Médico radiologista não prestou declarações
O médico radiologista, muito conhecido em Braga, que é licenciado pela Faculdade de Medicina da Universidade do Porto, não prestou declarações durante o inquérito do Departamento de Investigação e Ação Penal (DIAP) de Braga do MP.
A vítima, representada pelo advogado António Lima Martins, com escritório em Braga, solicitou uma indemnização de 25 mil euros, tendo em conta os danos causados e a necessidade de prevenir situações futuras do mesmo médico com outras clientes.
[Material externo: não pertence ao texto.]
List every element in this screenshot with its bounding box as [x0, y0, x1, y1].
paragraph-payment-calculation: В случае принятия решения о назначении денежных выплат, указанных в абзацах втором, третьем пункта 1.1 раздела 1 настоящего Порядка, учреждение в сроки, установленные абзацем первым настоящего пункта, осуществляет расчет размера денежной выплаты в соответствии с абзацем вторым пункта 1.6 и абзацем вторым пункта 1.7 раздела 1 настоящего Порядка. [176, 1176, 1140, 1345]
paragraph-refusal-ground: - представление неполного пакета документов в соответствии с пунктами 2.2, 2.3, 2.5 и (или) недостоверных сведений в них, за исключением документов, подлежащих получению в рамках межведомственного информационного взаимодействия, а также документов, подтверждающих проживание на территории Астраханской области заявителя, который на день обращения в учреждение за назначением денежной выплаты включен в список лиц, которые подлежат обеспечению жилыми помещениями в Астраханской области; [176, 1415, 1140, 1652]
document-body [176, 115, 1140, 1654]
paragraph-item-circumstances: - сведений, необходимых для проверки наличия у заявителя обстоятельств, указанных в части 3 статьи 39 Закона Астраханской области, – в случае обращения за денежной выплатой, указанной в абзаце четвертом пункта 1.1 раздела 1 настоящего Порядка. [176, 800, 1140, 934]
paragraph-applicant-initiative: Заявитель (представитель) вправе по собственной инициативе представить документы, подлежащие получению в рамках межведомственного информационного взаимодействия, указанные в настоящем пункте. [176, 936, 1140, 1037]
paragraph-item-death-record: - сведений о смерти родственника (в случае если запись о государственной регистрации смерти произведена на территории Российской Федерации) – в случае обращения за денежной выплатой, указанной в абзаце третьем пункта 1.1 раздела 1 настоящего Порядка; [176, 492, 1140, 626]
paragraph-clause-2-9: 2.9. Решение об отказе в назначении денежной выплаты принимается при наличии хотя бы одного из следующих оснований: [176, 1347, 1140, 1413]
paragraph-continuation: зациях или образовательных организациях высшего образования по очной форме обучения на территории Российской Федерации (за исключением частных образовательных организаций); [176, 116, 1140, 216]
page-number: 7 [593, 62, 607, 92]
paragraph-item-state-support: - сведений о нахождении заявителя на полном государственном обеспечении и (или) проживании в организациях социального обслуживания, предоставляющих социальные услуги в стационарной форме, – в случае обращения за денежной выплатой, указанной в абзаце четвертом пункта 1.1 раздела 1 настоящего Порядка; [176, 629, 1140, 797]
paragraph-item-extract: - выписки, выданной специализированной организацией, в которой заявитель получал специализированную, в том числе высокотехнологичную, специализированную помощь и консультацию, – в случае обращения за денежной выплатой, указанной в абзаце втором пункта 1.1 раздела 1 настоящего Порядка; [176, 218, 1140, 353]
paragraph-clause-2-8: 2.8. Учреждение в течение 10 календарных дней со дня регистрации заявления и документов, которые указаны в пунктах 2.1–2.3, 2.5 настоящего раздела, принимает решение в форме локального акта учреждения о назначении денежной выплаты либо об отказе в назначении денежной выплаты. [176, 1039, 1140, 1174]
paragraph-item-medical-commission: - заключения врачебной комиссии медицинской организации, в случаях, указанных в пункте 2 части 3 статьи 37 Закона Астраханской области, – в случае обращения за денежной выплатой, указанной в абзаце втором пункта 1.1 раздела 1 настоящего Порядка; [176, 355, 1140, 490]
Advogado António Lima Martins representa a vítima. Foto: Joaquim Gomes / O MINHO
“O arguido sabia que, ao agir da forma descrita, no exercício das suas funções, não respeitava o procedimento necessário à realização do exame pretendido, bem sabendo que os atos praticados não eram necessários nem clinicamente justificados e que o fazia sempre contra a vontade da vítima, a quem nunca foi prestada qualquer informação prévia, nem consentimento”, segundo acrescenta a acusação do MP, que tem concordância daquele mesmo advogado, António Lima Martins.
“Era ainda o arguido sabedor que actuou sempre em aproveitamento do ascendente gerado pela sua qualidade de profissional de saúde, a de médico especialista em radiologia, conjugado com o contexto de realização do aludido exame, bem sabendo que a vítima, que se encontrava doente e com uma incapacidade, se apresentava numa posição de vulnerabilidade e por via disso se submeteria às suas instruções e atos, como veio a acontecer, assim a obrigando a suportar a sua atuação”, refere o MP.